絶対来てくれると思っていた学生が、採用に至らないケースが続いたことがあって、正直、気落ちしましたね。田代さんから「よくある」みたいな感じで、豊富な経験から「まぁそんなもんですよ」と言っていただけると、「あ、そうなんだ」と持ち直すことができました。 採用って慣れるまでは、精神的ダメージばかりですよ(笑)
ー「こんなにやってきたのに」みたいなことですよね。成果が出始めたタイミングはどれくらいですか?

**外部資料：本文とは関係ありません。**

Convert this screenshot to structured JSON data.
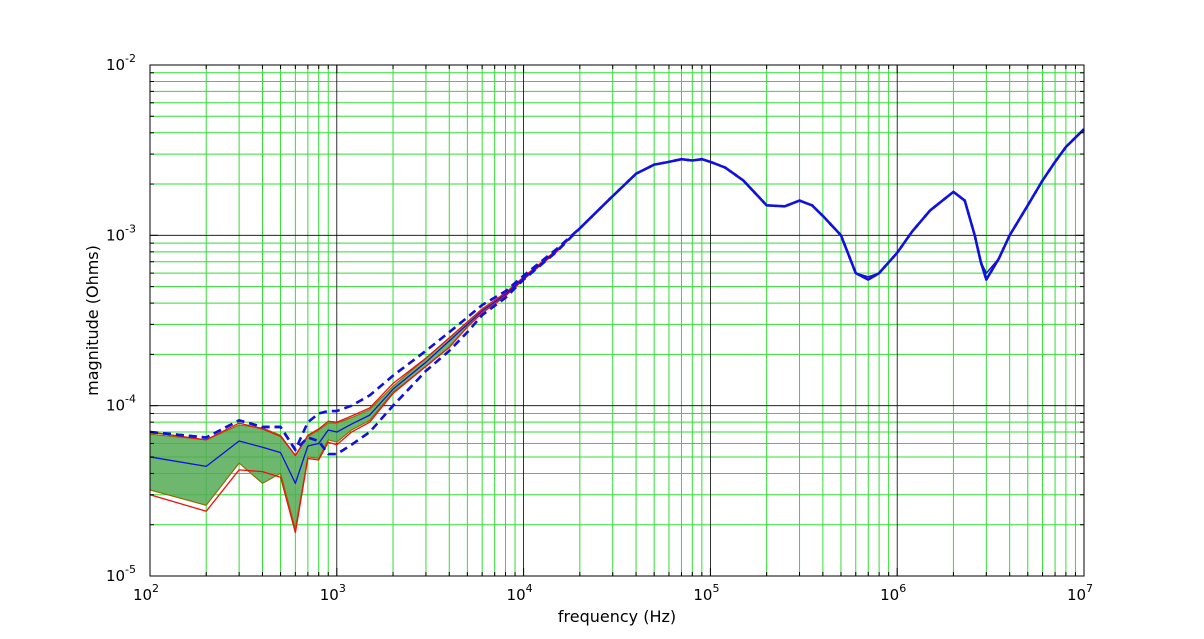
{
  "chart_data": {
    "type": "line",
    "xlabel": "frequency (Hz)",
    "ylabel": "magnitude (Ohms)",
    "x_scale": "log",
    "y_scale": "log",
    "xlim": [
      100,
      10000000
    ],
    "ylim": [
      1e-05,
      0.01
    ],
    "grid": true,
    "x_ticks": [
      {
        "base": "10",
        "exp": "2",
        "value": 100
      },
      {
        "base": "10",
        "exp": "3",
        "value": 1000
      },
      {
        "base": "10",
        "exp": "4",
        "value": 10000
      },
      {
        "base": "10",
        "exp": "5",
        "value": 100000
      },
      {
        "base": "10",
        "exp": "6",
        "value": 1000000
      },
      {
        "base": "10",
        "exp": "7",
        "value": 10000000
      }
    ],
    "y_ticks": [
      {
        "base": "10",
        "exp": "-5",
        "value": 1e-05
      },
      {
        "base": "10",
        "exp": "-4",
        "value": 0.0001
      },
      {
        "base": "10",
        "exp": "-3",
        "value": 0.001
      },
      {
        "base": "10",
        "exp": "-2",
        "value": 0.01
      }
    ],
    "colors": {
      "major_grid": "#000000",
      "minor_grid": "#33dd33",
      "band_fill": "#55aa55",
      "red": "#ee1111",
      "blue": "#1111dd",
      "olive": "#8a6d00"
    },
    "x": [
      100,
      200,
      300,
      400,
      500,
      600,
      700,
      800,
      900,
      1000,
      1200,
      1500,
      2000,
      3000,
      4000,
      5000,
      6000,
      8000,
      10000,
      15000,
      20000,
      30000,
      40000,
      50000,
      60000,
      70000,
      80000,
      90000,
      100000,
      120000,
      150000,
      200000,
      250000,
      300000,
      350000,
      400000,
      500000,
      600000,
      700000,
      800000,
      1000000,
      1200000,
      1500000,
      2000000,
      2300000,
      2600000,
      2800000,
      3000000,
      3500000,
      4000000,
      5000000,
      6000000,
      7000000,
      8000000,
      10000000
    ],
    "series": [
      {
        "name": "",
        "role": "band_upper",
        "color": "olive",
        "style": "solid",
        "values": [
          6.8e-05,
          6.3e-05,
          7.7e-05,
          7.4e-05,
          6.7e-05,
          5.1e-05,
          6.6e-05,
          7.2e-05,
          7.9e-05,
          7.9e-05,
          8.5e-05,
          9.5e-05,
          0.00013,
          0.00019,
          0.00025,
          0.00031,
          0.00037,
          0.00046,
          0.00056,
          0.00082,
          0.0011,
          0.0017,
          0.0023,
          0.0026,
          0.0027,
          0.0028,
          0.00275,
          0.0028,
          0.0027,
          0.0025,
          0.0021,
          0.0015,
          0.00148,
          0.0016,
          0.0015,
          0.0013,
          0.001,
          0.0006,
          0.00057,
          0.0006,
          0.00079,
          0.00105,
          0.0014,
          0.0018,
          0.0016,
          0.001,
          0.0007,
          0.0006,
          0.00073,
          0.001,
          0.0015,
          0.0021,
          0.0027,
          0.0033,
          0.0042
        ]
      },
      {
        "name": "",
        "role": "band_lower",
        "color": "olive",
        "style": "solid",
        "values": [
          3.2e-05,
          2.6e-05,
          4.6e-05,
          3.5e-05,
          4e-05,
          1.9e-05,
          5e-05,
          4.9e-05,
          6.3e-05,
          6.1e-05,
          7.2e-05,
          8.2e-05,
          0.00012,
          0.00017,
          0.00022,
          0.00029,
          0.00035,
          0.00044,
          0.00055,
          0.0008,
          0.0011,
          0.0017,
          0.0023,
          0.0026,
          0.0027,
          0.0028,
          0.00275,
          0.0028,
          0.0027,
          0.0025,
          0.0021,
          0.0015,
          0.00148,
          0.0016,
          0.0015,
          0.0013,
          0.001,
          0.0006,
          0.00057,
          0.0006,
          0.00079,
          0.00105,
          0.0014,
          0.0018,
          0.0016,
          0.001,
          0.0007,
          0.0006,
          0.00073,
          0.001,
          0.0015,
          0.0021,
          0.0027,
          0.0033,
          0.0042
        ]
      },
      {
        "name": "",
        "role": "line",
        "color": "red",
        "style": "solid",
        "values": [
          7e-05,
          6.3e-05,
          7.9e-05,
          7.3e-05,
          6.6e-05,
          5.1e-05,
          6.7e-05,
          7.3e-05,
          8.1e-05,
          8e-05,
          8.7e-05,
          9.7e-05,
          0.000135,
          0.00019,
          0.00025,
          0.00031,
          0.00037,
          0.00046,
          0.00057,
          0.00082,
          0.0011,
          0.0017,
          0.0023,
          0.0026,
          0.0027,
          0.0028,
          0.00275,
          0.0028,
          0.0027,
          0.0025,
          0.0021,
          0.0015,
          0.00148,
          0.0016,
          0.0015,
          0.0013,
          0.001,
          0.0006,
          0.00057,
          0.0006,
          0.00079,
          0.00105,
          0.0014,
          0.0018,
          0.0016,
          0.001,
          0.0007,
          0.0006,
          0.00073,
          0.001,
          0.0015,
          0.0021,
          0.0027,
          0.0033,
          0.0042
        ]
      },
      {
        "name": "",
        "role": "line",
        "color": "red",
        "style": "solid",
        "values": [
          3e-05,
          2.4e-05,
          4.2e-05,
          4.1e-05,
          3.8e-05,
          1.8e-05,
          4.9e-05,
          4.8e-05,
          6.1e-05,
          5.9e-05,
          7e-05,
          8e-05,
          0.000118,
          0.00017,
          0.00022,
          0.00029,
          0.00035,
          0.00044,
          0.00055,
          0.0008,
          0.0011,
          0.0017,
          0.0023,
          0.0026,
          0.0027,
          0.0028,
          0.00275,
          0.0028,
          0.0027,
          0.0025,
          0.0021,
          0.0015,
          0.00148,
          0.0016,
          0.0015,
          0.0013,
          0.001,
          0.0006,
          0.00057,
          0.0006,
          0.00079,
          0.00105,
          0.0014,
          0.0018,
          0.0016,
          0.001,
          0.0007,
          0.0006,
          0.00073,
          0.001,
          0.0015,
          0.0021,
          0.0027,
          0.0033,
          0.0042
        ]
      },
      {
        "name": "",
        "role": "line",
        "color": "blue",
        "style": "solid",
        "values": [
          5e-05,
          4.4e-05,
          6.2e-05,
          5.7e-05,
          5.3e-05,
          3.5e-05,
          5.8e-05,
          6e-05,
          7.2e-05,
          7e-05,
          7.8e-05,
          8.8e-05,
          0.000125,
          0.00018,
          0.00024,
          0.0003,
          0.00036,
          0.00045,
          0.00056,
          0.00081,
          0.0011,
          0.0017,
          0.0023,
          0.0026,
          0.0027,
          0.0028,
          0.00275,
          0.0028,
          0.0027,
          0.0025,
          0.0021,
          0.0015,
          0.00148,
          0.0016,
          0.0015,
          0.0013,
          0.001,
          0.0006,
          0.00057,
          0.0006,
          0.00079,
          0.00105,
          0.0014,
          0.0018,
          0.0016,
          0.001,
          0.0007,
          0.0006,
          0.00073,
          0.001,
          0.0015,
          0.0021,
          0.0027,
          0.0033,
          0.0042
        ]
      },
      {
        "name": "",
        "role": "line",
        "color": "blue",
        "style": "dashed",
        "values": [
          7e-05,
          6.5e-05,
          8.2e-05,
          7.5e-05,
          7.5e-05,
          5.5e-05,
          8e-05,
          9e-05,
          9.3e-05,
          9.3e-05,
          0.0001,
          0.000115,
          0.00015,
          0.00021,
          0.00027,
          0.00033,
          0.00039,
          0.00047,
          0.00058,
          0.00083,
          0.0011,
          0.0017,
          0.0023,
          0.0026,
          0.0027,
          0.0028,
          0.00275,
          0.0028,
          0.0027,
          0.0025,
          0.0021,
          0.0015,
          0.00148,
          0.0016,
          0.0015,
          0.0013,
          0.001,
          0.0006,
          0.00055,
          0.0006,
          0.00079,
          0.00105,
          0.0014,
          0.0018,
          0.0016,
          0.001,
          0.0007,
          0.00055,
          0.00073,
          0.001,
          0.0015,
          0.0021,
          0.0027,
          0.0033,
          0.0042
        ]
      },
      {
        "name": "",
        "role": "line",
        "color": "blue",
        "style": "dashed",
        "values": [
          7e-05,
          6.5e-05,
          8.2e-05,
          7.5e-05,
          7.5e-05,
          5.5e-05,
          6.5e-05,
          6.2e-05,
          5.2e-05,
          5.2e-05,
          5.9e-05,
          7e-05,
          0.0001,
          0.00016,
          0.00021,
          0.00027,
          0.00034,
          0.00043,
          0.00055,
          0.0008,
          0.0011,
          0.0017,
          0.0023,
          0.0026,
          0.0027,
          0.0028,
          0.00275,
          0.0028,
          0.0027,
          0.0025,
          0.0021,
          0.0015,
          0.00148,
          0.0016,
          0.0015,
          0.0013,
          0.001,
          0.0006,
          0.00055,
          0.0006,
          0.00079,
          0.00105,
          0.0014,
          0.0018,
          0.0016,
          0.001,
          0.0007,
          0.00055,
          0.00073,
          0.001,
          0.0015,
          0.0021,
          0.0027,
          0.0033,
          0.0042
        ]
      }
    ]
  }
}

小澤:出向サービスを開始して3ヶ月後くらいですね! ゼロから関係性を構築した学生が選考会に進み、初めて内定承諾をしてくれたのが5月でした。
ー2年目になり、状況はいかがですか?
小澤:後任の自社社員を育成し、ドラファルマさんのサポートを受けて内製化を進めているところです。いつまでも外部に頼るのではなく、自社で採用できる力をつけていきたいと思い、採用業務の経験がある薬剤師ではない社員を中途採用しました。基礎はしっかりできているので、自立して業務ができる状況になってきています。
入社した新卒薬剤師の3人も優秀なので、とても助かっています。4ヶ月目くらいから無菌調剤もしていて、在宅や施設も持ったりしているので、とても優秀だと思います。
それから、採用が進むことで会社の中が変わってきました。今までは、新しい機械を入れようとしたり、システムや制度を変えようとしたときに、変化を好まない方たちも多く、導入しにくい雰囲気があってなかなか大変だったんです。時代の流れもあるかもしれませんが、若い人が入ることによって、変わらなければならないと皆が思ってくれるようになってきました。
石川:管理薬剤師も含めて長く勤めてくれる薬剤師が多かったので、なんとなくこのままでいいという甘さもあって、この2、3年の環境の変化に少しついて行けてなかったのかもしれません。
若い人が増えると、社員の意識が変わっていきますね。若い人たちの考え方と自分たちが違うことに気づき、触れ合うことで今の時代を間近に感じて、変わらないといけない方向に意識が向くのかなと思っています。
これから調剤薬局を運営していくうえで、いろいろなチャレンジに対するハードルが下がったと思います。やっぱり若い人が入ると、将来への希望が膨らみますよね。すごくうれしいことがいっぱい増えてきています。
ーたくさん素敵なお話をありがとうございました。